Mémorial de la France combattante au Mont-Valérien près de Paris (monument élevé à la mémoire des résistants français pendant la Seconde Guerre mondiale), inauguré le 18 juin 1960, architecte F. Brunau
Source Internet [1]
Un mémorial semblable fut érigé en 1952 à Berlin-Plötzensee. Le lieu d'exécution avec les crocs de boucher pour pendre et la guillotine pour décapiter est fidèlement conservé, tandis que le mur commémoratif présente une urne contenant des cendres des camps de concentration. 3000 personnes, environ la moitié de tous les condamnés à mort par la Haute Cour criminelle nazie, issues de 19 nations, parmi elles la plupart membres du mouvement de la résistance allemande, finirent leur vie dans cette salle.
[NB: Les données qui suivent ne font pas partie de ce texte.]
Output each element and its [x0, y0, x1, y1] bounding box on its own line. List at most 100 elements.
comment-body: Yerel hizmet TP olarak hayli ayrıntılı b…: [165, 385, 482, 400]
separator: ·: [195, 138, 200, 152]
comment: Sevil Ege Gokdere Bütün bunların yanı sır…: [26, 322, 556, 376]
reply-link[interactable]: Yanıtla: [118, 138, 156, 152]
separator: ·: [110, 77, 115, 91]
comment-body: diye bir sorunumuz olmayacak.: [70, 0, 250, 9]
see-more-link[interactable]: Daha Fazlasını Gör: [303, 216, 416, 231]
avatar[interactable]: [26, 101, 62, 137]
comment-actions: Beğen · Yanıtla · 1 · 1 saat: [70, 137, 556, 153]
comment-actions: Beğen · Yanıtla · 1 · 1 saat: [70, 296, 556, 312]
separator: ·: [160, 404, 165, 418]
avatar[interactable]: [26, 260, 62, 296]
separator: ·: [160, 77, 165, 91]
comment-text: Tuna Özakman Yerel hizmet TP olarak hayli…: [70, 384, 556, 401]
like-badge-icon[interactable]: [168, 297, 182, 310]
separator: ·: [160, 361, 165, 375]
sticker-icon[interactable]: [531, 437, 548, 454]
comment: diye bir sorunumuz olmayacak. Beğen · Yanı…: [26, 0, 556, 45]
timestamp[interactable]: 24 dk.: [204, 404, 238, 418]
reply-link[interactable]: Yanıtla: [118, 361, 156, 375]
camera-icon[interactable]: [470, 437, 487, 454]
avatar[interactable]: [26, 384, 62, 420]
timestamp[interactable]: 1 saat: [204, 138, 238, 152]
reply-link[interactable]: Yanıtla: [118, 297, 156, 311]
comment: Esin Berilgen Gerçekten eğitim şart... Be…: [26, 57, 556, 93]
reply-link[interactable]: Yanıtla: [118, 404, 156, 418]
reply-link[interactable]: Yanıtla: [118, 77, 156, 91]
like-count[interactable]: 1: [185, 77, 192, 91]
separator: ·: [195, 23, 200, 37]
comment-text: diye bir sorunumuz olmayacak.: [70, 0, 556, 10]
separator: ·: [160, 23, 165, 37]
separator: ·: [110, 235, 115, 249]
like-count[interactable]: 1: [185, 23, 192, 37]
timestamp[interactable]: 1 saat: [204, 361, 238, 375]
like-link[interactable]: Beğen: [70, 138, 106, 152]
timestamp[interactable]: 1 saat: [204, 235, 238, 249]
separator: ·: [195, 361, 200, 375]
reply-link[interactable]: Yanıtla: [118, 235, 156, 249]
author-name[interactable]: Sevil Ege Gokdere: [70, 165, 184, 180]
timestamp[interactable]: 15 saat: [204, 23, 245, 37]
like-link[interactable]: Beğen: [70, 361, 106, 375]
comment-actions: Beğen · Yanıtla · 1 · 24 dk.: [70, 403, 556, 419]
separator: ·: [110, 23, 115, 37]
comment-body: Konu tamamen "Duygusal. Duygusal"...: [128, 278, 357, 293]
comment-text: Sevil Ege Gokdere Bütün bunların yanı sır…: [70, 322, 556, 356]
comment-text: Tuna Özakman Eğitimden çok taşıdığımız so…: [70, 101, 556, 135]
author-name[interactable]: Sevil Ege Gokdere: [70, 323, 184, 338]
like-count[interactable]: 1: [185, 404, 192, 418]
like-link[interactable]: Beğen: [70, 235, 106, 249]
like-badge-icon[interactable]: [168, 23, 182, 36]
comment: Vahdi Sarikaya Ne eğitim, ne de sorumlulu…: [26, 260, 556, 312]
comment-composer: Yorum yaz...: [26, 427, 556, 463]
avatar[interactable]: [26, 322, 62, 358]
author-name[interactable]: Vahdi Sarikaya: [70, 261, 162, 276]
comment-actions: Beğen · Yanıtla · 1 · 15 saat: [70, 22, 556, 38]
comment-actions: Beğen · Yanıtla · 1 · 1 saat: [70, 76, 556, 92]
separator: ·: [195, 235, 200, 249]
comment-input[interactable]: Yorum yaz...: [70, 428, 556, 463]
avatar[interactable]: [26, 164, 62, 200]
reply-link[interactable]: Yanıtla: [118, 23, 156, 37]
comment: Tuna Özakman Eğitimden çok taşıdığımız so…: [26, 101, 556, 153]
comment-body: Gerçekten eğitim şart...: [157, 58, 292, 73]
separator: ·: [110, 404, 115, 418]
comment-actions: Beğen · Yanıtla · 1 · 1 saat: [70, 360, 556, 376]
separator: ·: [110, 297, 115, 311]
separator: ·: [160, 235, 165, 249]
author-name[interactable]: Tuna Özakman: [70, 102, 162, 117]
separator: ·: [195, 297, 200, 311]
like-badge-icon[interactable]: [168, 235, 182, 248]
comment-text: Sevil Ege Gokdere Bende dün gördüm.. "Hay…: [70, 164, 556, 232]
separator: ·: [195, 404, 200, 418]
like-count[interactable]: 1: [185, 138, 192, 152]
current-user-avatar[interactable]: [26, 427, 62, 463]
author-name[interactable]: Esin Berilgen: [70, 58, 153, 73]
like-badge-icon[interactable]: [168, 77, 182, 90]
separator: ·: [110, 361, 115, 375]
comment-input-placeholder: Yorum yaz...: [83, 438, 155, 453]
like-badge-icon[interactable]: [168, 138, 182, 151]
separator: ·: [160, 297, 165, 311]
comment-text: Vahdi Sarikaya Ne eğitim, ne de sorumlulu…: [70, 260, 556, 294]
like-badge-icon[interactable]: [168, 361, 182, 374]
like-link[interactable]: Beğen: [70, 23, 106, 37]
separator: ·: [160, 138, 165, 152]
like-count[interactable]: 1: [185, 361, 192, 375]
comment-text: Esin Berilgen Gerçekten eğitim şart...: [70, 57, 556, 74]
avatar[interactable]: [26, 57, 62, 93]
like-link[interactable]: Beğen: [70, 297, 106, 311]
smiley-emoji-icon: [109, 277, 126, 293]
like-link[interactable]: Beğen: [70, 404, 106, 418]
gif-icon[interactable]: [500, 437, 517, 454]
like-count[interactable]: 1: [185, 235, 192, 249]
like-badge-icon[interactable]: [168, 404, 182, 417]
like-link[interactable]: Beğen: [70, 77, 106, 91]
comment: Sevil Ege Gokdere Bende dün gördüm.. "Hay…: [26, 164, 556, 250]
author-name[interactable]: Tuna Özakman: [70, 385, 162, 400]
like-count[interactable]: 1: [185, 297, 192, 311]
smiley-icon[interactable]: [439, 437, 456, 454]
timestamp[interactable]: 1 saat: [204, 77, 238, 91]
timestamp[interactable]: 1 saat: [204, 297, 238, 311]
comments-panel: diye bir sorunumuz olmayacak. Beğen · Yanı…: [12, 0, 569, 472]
C'est cette dualité - il y eut aussi bien des Allemands qui organisèrent la terreur que d'autres qui furent victimes de cette même terreur - qui interdit une seule et unique identification : on doit toujours, que ce soit par culpabilité morale ou responsabilité politique, considérer l'autre côté pour légitimer le nouveau départ. Et en vue des 40 000 condamnations à mort rendues par les tribunaux de guerre allemands (110 pendant la Première Guerre mondiale), il n'est pas surprenant qu'entre-temps les monuments pour les déserteurs soient également devenus consensuels. Dans un premier temps, la première génération d'après-guerre en Allemagne de l'Ouest était tombée d'accord pour faire appel à des signes de la pensée chrétienne : ils offraient un minimum de neutralité consolatrice sans devoir assurer une fonction politique directe.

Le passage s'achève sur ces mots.